The subject of the legal battle is the payment for the bonds that have been issued before the Argentine sovereign default in 2001. While most of the bondholders participated in two bond-swaps, basically allowing the country to restructure its debt and extend the maturity of its bonds, some bonds ended up in the hands of so-called "vulture funds". Such funds are specialized in extracting value from "troubled" bonds. While some vultures feed on the carcases of animals, the "financial vultures" try to use the courts for making issuers pay in full for the bonds acquired by the "vulture funds" at steep discounts.


Comment: No doubt the fact that Argentina is getting closer to the BRICS organisation and the Non-Petrodollar world is a major incentive for the US to push the South American country closer to the abyss. Will Argentina buckle and tow the US line or will the BRICS countries perhaps rally up behind Argentina?


Several US courts have ruled that Argentina has to repay the vulture funds around 1.33 billion dollars, before it can continue paying the bondholders who agreed to restructure the Argentine debts in the aftermath of its 2001-2002 default. President of Argentina, Cristina Fernandez de Kirchner slammed the court rulings, describing the actions of the US judiciary system as "extortion".

The deadline for paying the vulture funds is June the 30th and if the country doesn't pay up, it will lose the possibility to pay other bondholders through US banks and will face the risk of having its international assets confiscated. Moreover, Argentina risks to face a situation similar to the situation of Iran, because it will be locked out of the dollar-based financial system and will be unable to repay its creditors in dollars or seek dollar-denominated funding.
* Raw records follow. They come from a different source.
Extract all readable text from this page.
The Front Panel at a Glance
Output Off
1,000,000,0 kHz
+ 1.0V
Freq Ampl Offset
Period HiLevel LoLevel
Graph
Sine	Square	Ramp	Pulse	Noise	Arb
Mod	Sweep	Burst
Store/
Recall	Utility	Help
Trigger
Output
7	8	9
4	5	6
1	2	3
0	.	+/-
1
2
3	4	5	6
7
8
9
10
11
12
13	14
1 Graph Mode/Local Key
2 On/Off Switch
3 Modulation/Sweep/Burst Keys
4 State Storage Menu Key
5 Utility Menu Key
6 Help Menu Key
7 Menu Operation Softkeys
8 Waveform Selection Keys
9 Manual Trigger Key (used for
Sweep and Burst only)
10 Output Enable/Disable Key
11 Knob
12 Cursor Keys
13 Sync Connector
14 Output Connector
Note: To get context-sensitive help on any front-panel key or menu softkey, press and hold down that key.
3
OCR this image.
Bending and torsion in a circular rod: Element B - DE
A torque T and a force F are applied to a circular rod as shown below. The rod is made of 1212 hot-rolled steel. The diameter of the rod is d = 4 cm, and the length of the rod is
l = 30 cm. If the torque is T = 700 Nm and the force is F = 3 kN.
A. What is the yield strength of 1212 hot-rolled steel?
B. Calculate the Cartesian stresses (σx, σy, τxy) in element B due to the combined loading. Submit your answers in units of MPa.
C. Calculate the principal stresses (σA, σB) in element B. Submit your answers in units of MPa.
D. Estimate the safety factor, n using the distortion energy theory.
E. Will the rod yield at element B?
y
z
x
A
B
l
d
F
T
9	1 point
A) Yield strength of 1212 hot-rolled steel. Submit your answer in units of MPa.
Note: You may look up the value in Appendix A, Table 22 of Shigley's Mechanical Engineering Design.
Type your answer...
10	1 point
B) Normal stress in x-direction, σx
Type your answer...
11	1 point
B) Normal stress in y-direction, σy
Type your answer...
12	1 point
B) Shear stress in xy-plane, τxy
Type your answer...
"It's our obligation to take responsibility for paying our creditors, but not to become the victims of extortion by speculators," Kirchner said. However, Argentina's leading newspaper El Nacional reports that the government will send a team to the US in order to negotiate a settlement with the "vulture funds". The team made of financial and legal experts is supposed to convince the speculators to accept an initial "good faith" payment of 300-400 million dollars and a postponement of other payments till 2015. The most likely outcome of the upcoming negotiations is that "vulture funds" will not accept any proposals made by the Argentine government and will seek to push the country into default.